Though she likes to be in the thick of battle, Akane has sometimes done more good staying out of fights. The Tokyo Lighthouse Center, The Lighthouse organization being the Japanese version of the Statesmen Organization, keeps blood samples of captured supervillains on file. In the case a captured supervillain breaks out, Akane can bite their blood to quickly subdue them for other superheroes to capture. She’s done it before, and likely will again.

 

Akane has licked the blood of several victims and personally avenged them in the name of justice, though in some circumstances she’s been forced to stand down and let veteran superheroes apprehend the threat. There are powerful supervillains in Japan, and some are more powerful than Akane, though its a fact she is loathe to acknowledge. Sometimes, especially when Neo Darklight is involved, she is partnered with Gentleman Shadow, who is an expert on the organization. Gentleman Shadow and Akane don’t get along. He keeps trying to tell her what to do as if she was one of his robotic assistants and Akane hates being told what to do, especially on a hunt. It’s the cat in her. She longs to hunt alone.

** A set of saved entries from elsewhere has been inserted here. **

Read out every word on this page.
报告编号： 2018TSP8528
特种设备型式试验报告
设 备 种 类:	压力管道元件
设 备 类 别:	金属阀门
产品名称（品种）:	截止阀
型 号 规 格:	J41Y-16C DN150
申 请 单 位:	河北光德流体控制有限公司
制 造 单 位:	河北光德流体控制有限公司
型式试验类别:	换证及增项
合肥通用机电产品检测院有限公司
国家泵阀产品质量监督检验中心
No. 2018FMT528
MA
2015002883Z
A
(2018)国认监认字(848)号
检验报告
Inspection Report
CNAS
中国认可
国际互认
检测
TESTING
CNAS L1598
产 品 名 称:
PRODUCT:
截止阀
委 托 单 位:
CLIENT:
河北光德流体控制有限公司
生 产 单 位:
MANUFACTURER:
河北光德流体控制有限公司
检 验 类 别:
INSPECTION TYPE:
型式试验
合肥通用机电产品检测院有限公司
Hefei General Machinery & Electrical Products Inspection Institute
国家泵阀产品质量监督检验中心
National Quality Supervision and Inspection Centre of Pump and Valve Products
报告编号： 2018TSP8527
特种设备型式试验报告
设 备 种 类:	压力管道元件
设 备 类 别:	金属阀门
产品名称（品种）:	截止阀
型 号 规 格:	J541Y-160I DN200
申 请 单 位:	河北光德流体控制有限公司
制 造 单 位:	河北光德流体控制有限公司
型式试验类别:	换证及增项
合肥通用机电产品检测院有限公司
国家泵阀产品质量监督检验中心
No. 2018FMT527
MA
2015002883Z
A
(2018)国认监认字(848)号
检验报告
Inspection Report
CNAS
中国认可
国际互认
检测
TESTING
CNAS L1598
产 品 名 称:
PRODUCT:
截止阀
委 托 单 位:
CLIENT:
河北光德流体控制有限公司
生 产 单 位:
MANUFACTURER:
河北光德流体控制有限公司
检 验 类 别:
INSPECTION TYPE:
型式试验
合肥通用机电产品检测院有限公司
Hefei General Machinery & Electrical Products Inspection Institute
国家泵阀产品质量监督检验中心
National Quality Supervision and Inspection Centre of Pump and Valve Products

She doesn’t like working in teams and doesn’t perform well in teams, which has led to her ERC grades to suffer. Akane has to learn to work with others. Japanese superhero culture pushes collectivism far more than America’s. A superheroine doesn’t “hunt alone” unless she’s an established veteran or has the permission of an established veteran. In Akane’s case, she gets persmission from Moya, who is seen as equal to a superheroine by the community.

 

It is for blood licking power that she takes the supername Ketsueki Neko or “Blood Cat.” Ketsueki Neko can often be found at the Tokyo Lighthouse Center, where she is given blood samples to taste for various cases, Ishinomori’s shrine to Susanoo, where she tries to ambush and prank the Shisha Twins, particularly Rol, because she can’t stand her stuffy, formal demeanor, and Moya Mansion where she can often be found curled up on the floor napping near her grandma.